Svejcar suggested that the hospital “put more information out there” about Bountiful Baskets and other similar programs. She added, “A lot of different entities are trying to accomplish the same thing,” and she suggested that someone work to bring similar organizations together.
Ketcher suggested that the hospital establish a “community wellness coordinator” who could bring similar programs together and keep people informed about them. She said the coordinator could also help develop new programs aimed at preventing illness.

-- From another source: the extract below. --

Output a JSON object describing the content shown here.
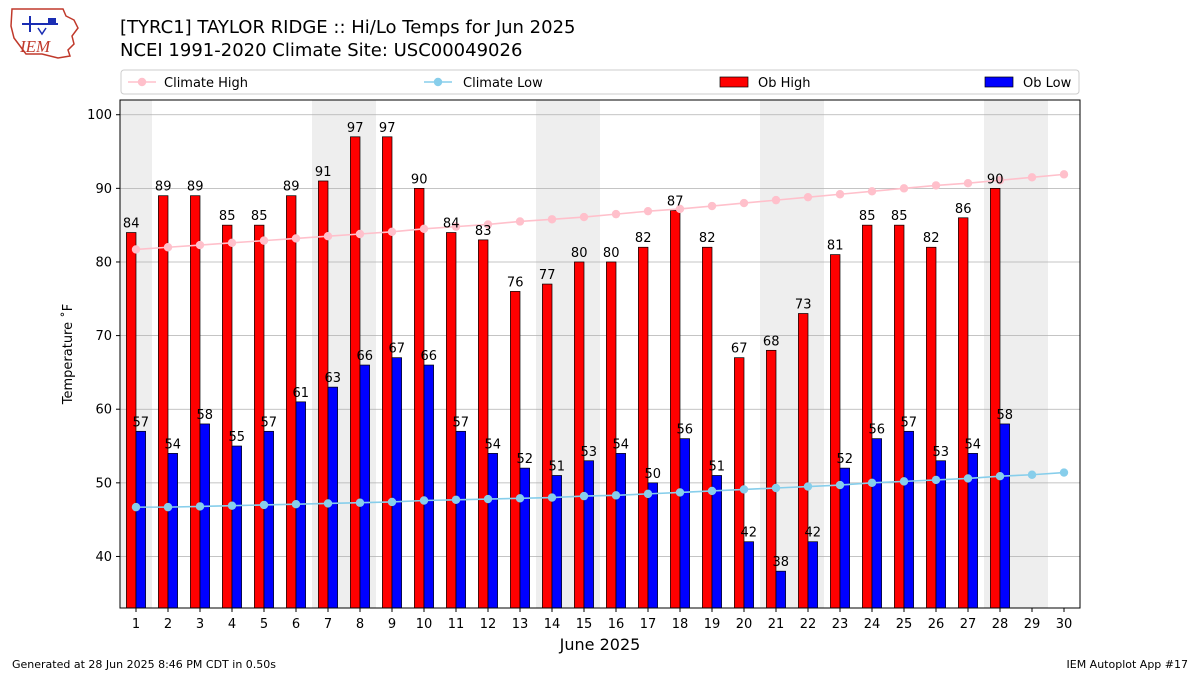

Robinson added that the coordinator could help develop worksite wellness programs, which could be used to help people with sedentary jobs get the exercise they need.
Ketcher said she and Svejcar discussed creating a “wellness committee,” which could be used to help establish and maintain wellness programs.
Svejcar said she had been working on mapping out routes for a walking program, and Ketcher said the health department had been working on establishing a tobacco cessation program.
Robinson said he would like to see programs like the “Melt Down” continue.
Ketcher said another idea could be to ask senior citizens to volunteer to walk students to school, providing them a safe route.
Verna Pettyjohn, who volunteers at the Harney County Senior and Community Services Center, said she discussed the possibility of incorporating children into more center activities.
She added that, with the expansion of the center, more programs will be offered, and everyone is welcome to participate.
The Community Advisory Committee also discussed the possibility of having a wellness committee form a diabetes prevention and management program.
Harney County Chamber of Commerce Executive Director Jen Hoke said Slater Elementary School has a great physical education program through Alice Herauf. However, Svejcar said students’ physical education time is limited. Bureau of Land Management Administrative Officer Susie Hueckman added that all school time is limited due to the four-day school week.
“They are losing a whole day,” Hueckman said.
HDH Development Coordinator Denise Rose asked about the availability of after-school activities. Hoke said High Desert Park & Recreation offers a lot of activities, but not a lot of people take advantage of them. Hueckman suggested that if a wellness committee is formed, it collaborate with Park & Recreation.
Ketcher said she would contact people who already expressed interest in being on a wellness committee and would continue to look for people who may be interested.